To help improve retirement readiness, Fidelity conducted an
analysis that quantifies the benefits of taking five steps, basic to retirement
planning. “While there is evidence that Americans are saving more for
retirement, our analysis finds that they need to take additional steps to
prepare for the future and take better control of their personal economy,” says
Kathleen A. Murphy, president of Personal Investing at Fidelity Investments.
Specifically aimed at the Baby Boomers and Generation X, the
steps include a mix of strategies applicable to both working or retired
investors:
1. Adjust asset allocation. Twenty-one percent of those
surveyed are invested too conservatively, with limited exposure to stocks,
based on their current age and planned retirement date. This highlights how
many investors have improperly allocated their assets and are losing the
long-term earnings potential of stocks.
2. Increase savings. Respondents indicate they saved an
average of $3,500 in 2011, but most still could benefit more from the
tax-advantaged, deferred savings potential of their workplace or individual
retirement accounts (IRAs). This is especially important for younger investors,
who have a longer time frame and more potential for their money to grow.
3. Adjust retirement date. The average planned retirement
age is 65, but delaying full retirement by a couple of years or continuing to
work part time can help preserve assets so they can last through retirement.
This can be especially powerful for Boomers, many of whom potentially face a
drop in retired income.
4. Annuitize retirement assets. Fewer than one-fifth of
retirees (17%) use an annuity to create a guaranteed lifetime income stream to
cover essential expenses, but this financial product can be an important tool
to help ensure that savings last through retirement, particularly if a retiree
lives beyond his mid-80s.
5. Tap into home equity. Seventy-two percent of respondents
own a home and one-third of homeowners (32%) have no mortgage. Through
downsizing and expense reduction, home equity could be harnessed to generate
income in retirement.
“Most Americans have the potential to get significantly
closer to achieving their retirement goals, but they have to take action and
consider implementing a mix of these five steps,” Murphy says.
The steps are further detailed in a Fidelity Viewpoints
article, “Don’t Take a Lifestyle Cut in Retirement,” which shows how, if
implemented, they would help a Baby Boomer and a Gen X household.
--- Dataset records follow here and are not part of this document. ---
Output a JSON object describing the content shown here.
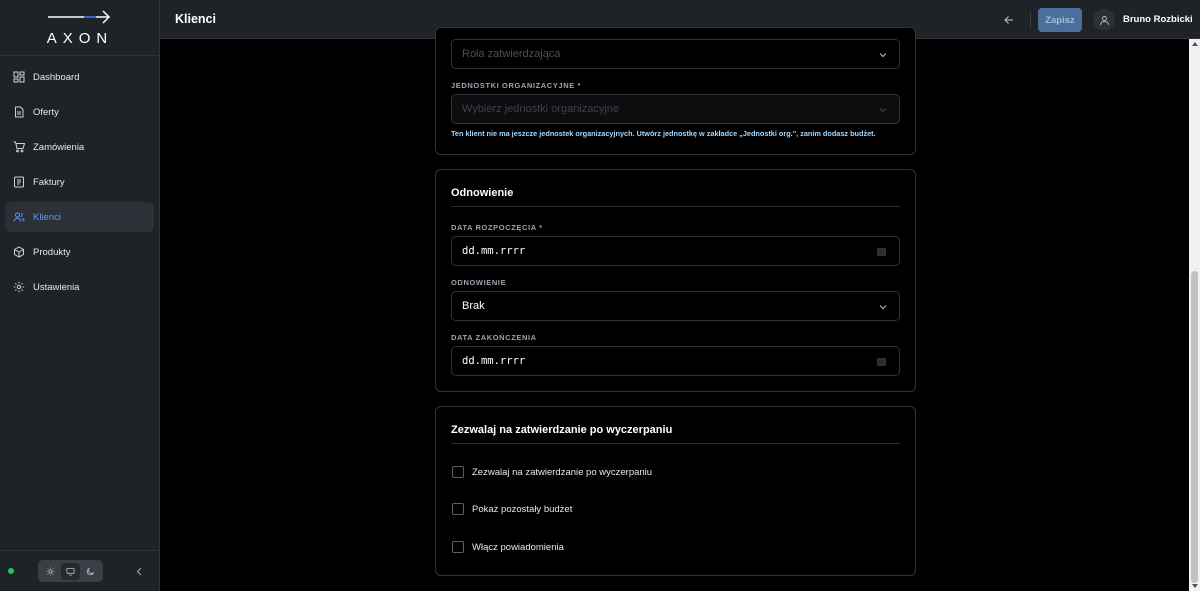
{
  "app": {
    "logo_text": "AXON"
  },
  "sidebar": {
    "items": [
      {
        "label": "Dashboard",
        "icon": "dashboard-icon",
        "active": false
      },
      {
        "label": "Oferty",
        "icon": "document-icon",
        "active": false
      },
      {
        "label": "Zamówienia",
        "icon": "cart-icon",
        "active": false
      },
      {
        "label": "Faktury",
        "icon": "invoice-icon",
        "active": false
      },
      {
        "label": "Klienci",
        "icon": "users-icon",
        "active": true
      },
      {
        "label": "Produkty",
        "icon": "package-icon",
        "active": false
      },
      {
        "label": "Ustawienia",
        "icon": "gear-icon",
        "active": false
      }
    ],
    "footer": {
      "status_color": "#22c55e",
      "theme_options": [
        "sun-icon",
        "monitor-icon",
        "moon-icon"
      ],
      "theme_selected": "monitor-icon"
    }
  },
  "header": {
    "title": "Klienci",
    "save_label": "Zapisz",
    "user_name": "Bruno Rozbicki"
  },
  "org_card": {
    "role_placeholder": "Rola zatwierdzająca",
    "units_label": "JEDNOSTKI ORGANIZACYJNE *",
    "units_placeholder": "Wybierz jednostki organizacyjne",
    "hint": "Ten klient nie ma jeszcze jednostek organizacyjnych. Utwórz jednostkę w zakładce „Jednostki org.\", zanim dodasz budżet."
  },
  "renewal_card": {
    "title": "Odnowienie",
    "start_label": "DATA ROZPOCZĘCIA *",
    "start_value": "dd.mm.rrrr",
    "renewal_label": "ODNOWIENIE",
    "renewal_value": "Brak",
    "end_label": "DATA ZAKOŃCZENIA",
    "end_value": "dd.mm.rrrr"
  },
  "approval_card": {
    "title": "Zezwalaj na zatwierdzanie po wyczerpaniu",
    "checkboxes": [
      {
        "label": "Zezwalaj na zatwierdzanie po wyczerpaniu",
        "checked": false
      },
      {
        "label": "Pokaż pozostały budżet",
        "checked": false
      },
      {
        "label": "Włącz powiadomienia",
        "checked": false
      }
    ]
  },
  "colors": {
    "accent": "#5b9bf0",
    "save_button": "#4a6f9d",
    "hint_text": "#a5d8ff",
    "sidebar_bg": "#1f2227"
  }
}
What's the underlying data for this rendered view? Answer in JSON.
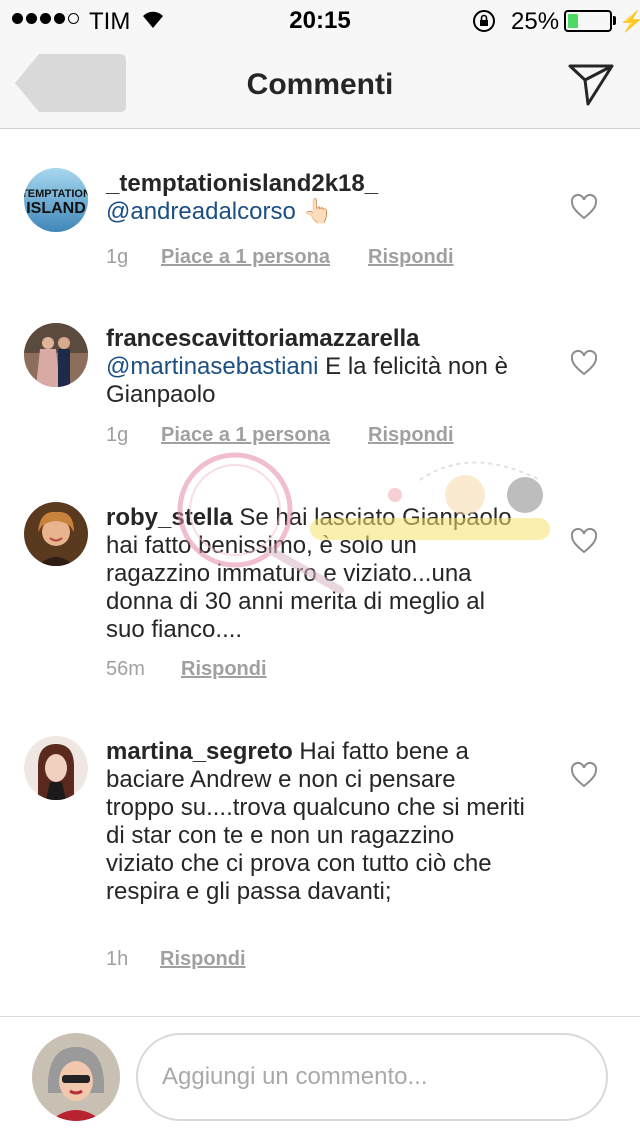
{
  "status_bar": {
    "carrier": "TIM",
    "time": "20:15",
    "battery_percent": "25%",
    "battery_level": 0.25,
    "icons": [
      "signal-dots-icon",
      "wifi-icon",
      "rotation-lock-icon",
      "battery-icon",
      "charging-bolt-icon"
    ]
  },
  "nav": {
    "title": "Commenti",
    "icons": [
      "back-icon",
      "send-direct-icon"
    ]
  },
  "comments": [
    {
      "username": "_temptationisland2k18_",
      "mention": "@andreadalcorso",
      "text": " 👆🏻",
      "time": "1g",
      "likes": "Piace a 1 persona",
      "reply": "Rispondi"
    },
    {
      "username": "francescavittoriamazzarella",
      "mention": "@martinasebastiani",
      "text": "  E la felicità non è Gianpaolo",
      "time": "1g",
      "likes": "Piace a 1 persona",
      "reply": "Rispondi"
    },
    {
      "username": "roby_stella",
      "mention": "",
      "text": " Se hai lasciato Gianpaolo hai fatto benissimo, è solo un ragazzino immaturo e viziato...una donna di 30 anni merita di meglio al suo fianco....",
      "time": "56m",
      "likes": "",
      "reply": "Rispondi"
    },
    {
      "username": "martina_segreto",
      "mention": "",
      "text": " Hai fatto bene a baciare Andrew e non ci pensare troppo su....trova qualcuno che si meriti di star con te e non un ragazzino viziato che ci prova con tutto ciò che respira e gli passa davanti;",
      "time": "1h",
      "likes": "",
      "reply": "Rispondi"
    }
  ],
  "avatar_logo_text": "TEMPTATION ISLAND",
  "composer": {
    "placeholder": "Aggiungi un commento..."
  },
  "colors": {
    "mention": "#1b4f84",
    "battery": "#4cd964",
    "meta": "#a0a0a0"
  }
}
A hypothetical example profiles a typical Gen X household,
based on that group’s survey responses. This generation reported an estimated
need of $4,900 in monthly retirement income. Based on their current household
salary of $74,000 and the amount currently saved for retirement, these households
will have approximately $3,200 in monthly retirement income—a shortfall of
$1,700, Fidelity estimates. After taking all five steps, the Gen X household
could completely erase its estimated retirement income deficit.